その攻防に、僕は固唾を飲んだ。これ、時間稼ぎ出来るんだろうか。
梗平君はただでさえ今、僕が支えている防御魔術で魔力を少なからず消耗している。こんな勢いで結界の修繕を繰り返していたら、あっという間にガス欠になってしまうはずだ。
とはいえ僕も魔術の維持で目一杯、これ以上は何もできない。魔術の並列起動なんて超絶技巧は持ち合わせてないし、そもそも魔力が絶対に足りない。
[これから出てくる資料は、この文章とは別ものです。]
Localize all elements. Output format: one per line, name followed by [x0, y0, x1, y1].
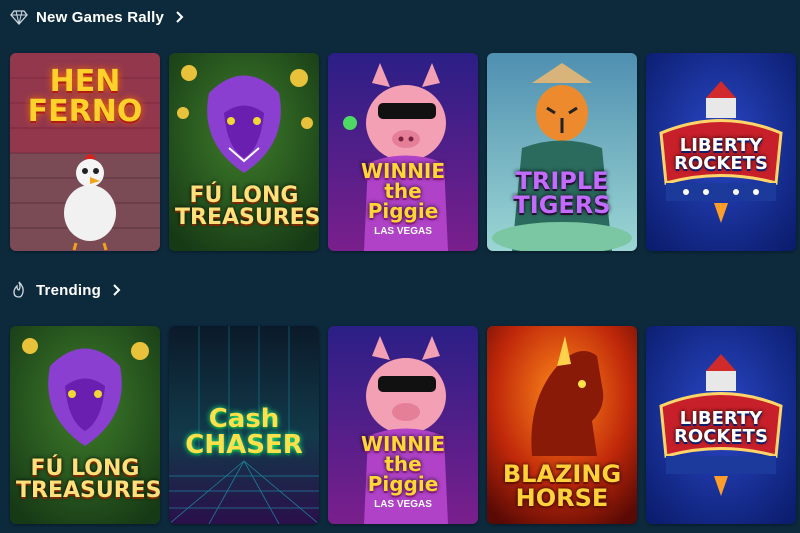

とかなんとか思っている間に、結界のひび割れ修繕が徐々に追いつかなくなってきている。梗平君がジリジリと後退りを始めていた。
(え、マジでやばくない?)
救援よ、今すぐきてくださいお願いします……!
なんて、僕らしくもなく神妙に祈ったのが通じたのか。
『風刃!』
まだ幼さの残る高い声が、凛と響いた。
ものすごい魔力の高まりを感じた次の瞬間には、シロアリがざっくりと二つに分たれた。
「え」
戸惑いに小さく声を漏らしてしまったことにも気づかず、僕はシロアリが塵となって消えて行くのを呆然と見守っていた。
「残党はいないか」
先ほどの声が問いかけてきた。呆然としたまま声の方へと視線を動かすと、まだ小学生くらいだろうか、小柄な女の子がまっすぐ立っていた。
(……この子、が?)
あの、空恐ろしい化け物を一撃で倒した、のだろうか。
(いやしかも、魔力めちゃくちゃ多いな!?)
ノワールで慣れてなければ腰が引けそうな魔力圧をビリビリと感じる。何、この歴戦の戦士見たいなド迫力。あんな女の子が放っていいものなのだろうか。
「……ああ」
同じく気圧されているのか、梗平君がやや掠れた声で肯定する。それに対して、女の子は頷いたようだった。
「妖よけの結界を残しておく。ただしあまり強度は高くないし、幹部級の妖どもも現れている。安全地帯への避難を勧める」
声音に似合わない口調でそれだけ告げると、女の子はあとはこちらに見向きもせず去っていった。
「…………」
その背中を、梗平君はずっと見つめたまま佇んでいた。